Text Categorization

Input Filter

The Text Categorization tools (JDI, STI, STRI) take free text as input, tokenizes text into words (separated by space or tab), and calculate the JD or ST scores. The interested text, such as abstracts and titles, may contain punctuation and irrelevant characters and words that require an input filter to filter them out before applying TC tools. This preprocess should be performed differently according to the application due to the nature difference on the interested text.

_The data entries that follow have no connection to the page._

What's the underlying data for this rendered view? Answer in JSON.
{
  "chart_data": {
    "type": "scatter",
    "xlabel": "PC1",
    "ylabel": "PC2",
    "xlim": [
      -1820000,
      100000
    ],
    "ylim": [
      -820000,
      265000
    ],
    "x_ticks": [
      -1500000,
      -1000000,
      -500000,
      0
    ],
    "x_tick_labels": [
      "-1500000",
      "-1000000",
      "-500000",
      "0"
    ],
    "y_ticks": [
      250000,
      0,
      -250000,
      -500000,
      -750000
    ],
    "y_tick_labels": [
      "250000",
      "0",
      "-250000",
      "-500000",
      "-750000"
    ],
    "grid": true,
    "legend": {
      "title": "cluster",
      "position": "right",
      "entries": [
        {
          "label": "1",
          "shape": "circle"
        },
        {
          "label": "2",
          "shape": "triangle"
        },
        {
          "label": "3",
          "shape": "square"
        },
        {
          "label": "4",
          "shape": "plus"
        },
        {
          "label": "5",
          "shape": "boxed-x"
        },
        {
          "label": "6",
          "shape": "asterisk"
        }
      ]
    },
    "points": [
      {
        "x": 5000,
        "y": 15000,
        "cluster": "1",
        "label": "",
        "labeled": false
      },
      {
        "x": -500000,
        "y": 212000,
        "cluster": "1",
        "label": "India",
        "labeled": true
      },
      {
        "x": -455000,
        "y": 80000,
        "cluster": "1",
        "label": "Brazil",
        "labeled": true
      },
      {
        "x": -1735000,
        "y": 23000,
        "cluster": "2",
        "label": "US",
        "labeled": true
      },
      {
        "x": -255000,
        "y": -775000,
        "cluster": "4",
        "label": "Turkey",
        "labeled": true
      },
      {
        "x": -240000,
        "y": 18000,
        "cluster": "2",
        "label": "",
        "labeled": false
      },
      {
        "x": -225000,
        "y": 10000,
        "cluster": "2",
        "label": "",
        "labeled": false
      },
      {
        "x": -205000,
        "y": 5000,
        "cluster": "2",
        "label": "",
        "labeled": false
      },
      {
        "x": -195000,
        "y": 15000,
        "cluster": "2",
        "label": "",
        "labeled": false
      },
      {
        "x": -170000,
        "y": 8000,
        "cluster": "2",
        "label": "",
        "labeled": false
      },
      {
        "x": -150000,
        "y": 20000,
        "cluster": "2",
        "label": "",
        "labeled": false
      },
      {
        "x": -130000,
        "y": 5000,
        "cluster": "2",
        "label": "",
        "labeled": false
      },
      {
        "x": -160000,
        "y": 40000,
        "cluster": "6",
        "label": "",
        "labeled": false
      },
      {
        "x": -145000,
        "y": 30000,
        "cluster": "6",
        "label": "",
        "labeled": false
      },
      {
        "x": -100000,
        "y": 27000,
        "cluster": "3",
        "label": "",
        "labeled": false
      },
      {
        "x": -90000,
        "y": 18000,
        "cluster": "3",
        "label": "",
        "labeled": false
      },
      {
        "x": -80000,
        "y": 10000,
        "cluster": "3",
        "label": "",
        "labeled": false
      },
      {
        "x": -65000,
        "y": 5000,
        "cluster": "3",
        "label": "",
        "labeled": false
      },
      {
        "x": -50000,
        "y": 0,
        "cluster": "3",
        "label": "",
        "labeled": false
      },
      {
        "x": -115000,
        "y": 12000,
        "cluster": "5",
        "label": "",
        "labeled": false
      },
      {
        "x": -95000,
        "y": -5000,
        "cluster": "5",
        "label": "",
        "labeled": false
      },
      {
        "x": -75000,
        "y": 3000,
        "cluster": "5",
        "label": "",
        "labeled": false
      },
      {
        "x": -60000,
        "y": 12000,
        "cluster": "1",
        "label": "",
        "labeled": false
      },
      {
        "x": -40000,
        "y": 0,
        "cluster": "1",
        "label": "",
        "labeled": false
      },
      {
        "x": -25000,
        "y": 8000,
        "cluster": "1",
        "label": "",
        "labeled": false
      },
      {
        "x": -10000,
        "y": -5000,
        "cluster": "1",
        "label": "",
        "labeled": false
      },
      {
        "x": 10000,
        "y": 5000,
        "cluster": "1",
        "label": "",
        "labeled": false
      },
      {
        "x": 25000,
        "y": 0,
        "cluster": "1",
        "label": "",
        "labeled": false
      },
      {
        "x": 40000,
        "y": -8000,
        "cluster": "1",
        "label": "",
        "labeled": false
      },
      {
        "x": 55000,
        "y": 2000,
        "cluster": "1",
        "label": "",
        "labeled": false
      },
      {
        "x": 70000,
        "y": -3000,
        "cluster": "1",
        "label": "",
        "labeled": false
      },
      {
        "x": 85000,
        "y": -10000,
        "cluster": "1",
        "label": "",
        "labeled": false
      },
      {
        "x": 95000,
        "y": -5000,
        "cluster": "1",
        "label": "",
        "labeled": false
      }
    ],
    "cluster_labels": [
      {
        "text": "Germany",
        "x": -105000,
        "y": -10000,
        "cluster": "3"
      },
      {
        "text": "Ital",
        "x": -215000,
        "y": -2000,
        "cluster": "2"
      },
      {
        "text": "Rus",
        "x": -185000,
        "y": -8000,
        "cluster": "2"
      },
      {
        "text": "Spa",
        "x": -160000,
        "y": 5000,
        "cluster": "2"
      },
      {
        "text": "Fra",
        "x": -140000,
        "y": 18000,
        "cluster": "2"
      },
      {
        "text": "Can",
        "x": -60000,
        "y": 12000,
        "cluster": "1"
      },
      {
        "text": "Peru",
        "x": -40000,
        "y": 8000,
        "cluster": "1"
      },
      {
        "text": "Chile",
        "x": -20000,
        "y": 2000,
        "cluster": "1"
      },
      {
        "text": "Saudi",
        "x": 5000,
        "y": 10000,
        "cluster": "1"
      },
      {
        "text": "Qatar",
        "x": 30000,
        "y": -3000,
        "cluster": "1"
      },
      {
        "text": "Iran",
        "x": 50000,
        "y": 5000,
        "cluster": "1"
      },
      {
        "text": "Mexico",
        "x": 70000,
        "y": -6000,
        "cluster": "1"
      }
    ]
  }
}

TC tools provide a basic filter, word extraction filter, to perform this input filtering process. This filter is designed to filter out irrelevant characters from abstracts and titles of articles in MEDLINE. This filter is on by default in command-line tools. It can be turn off if users apply their won filter before applying TC tools.

JDI:
- Use "|" as token to separate text and MeSH
- Use TextInputFilter( ) to process text
  - Apply Word Extraction filter
  - Apply Acronym filter (TBD)
  - Filter out non-legal words to get legal words
  - Filter out duplicated words to get unique words
- Use MeshInputFilter( ) to process MeSH
  - Tokenize MeSHs using "|" as separator
  - Check if MeSH is an MeSH abbreviation
  - Check if MeSH is in the database tables
STI:
- Use TextInputFilter( ) to process text
  - Apply Word Extraction filter
  - Apply Acronym filter (TBD)
  - Filter out non-legal words to get legal words
  - Filter out duplicated words to get unique words
STRI:
- Use TextInputFilter( ) to process text
  - Apply Word Extraction filter
  - Apply Acronym filter (TBD)
  - Filter out non-legal words to get legal words
  - Filter out duplicated words to get unique words
- Use MeshInputFilter( ) to process MeSH
  - Tokenize MeSHs using "|" as separator
  - Check if MeSH is an MeSH abbreviation
  - Check if MeSH is in the database tables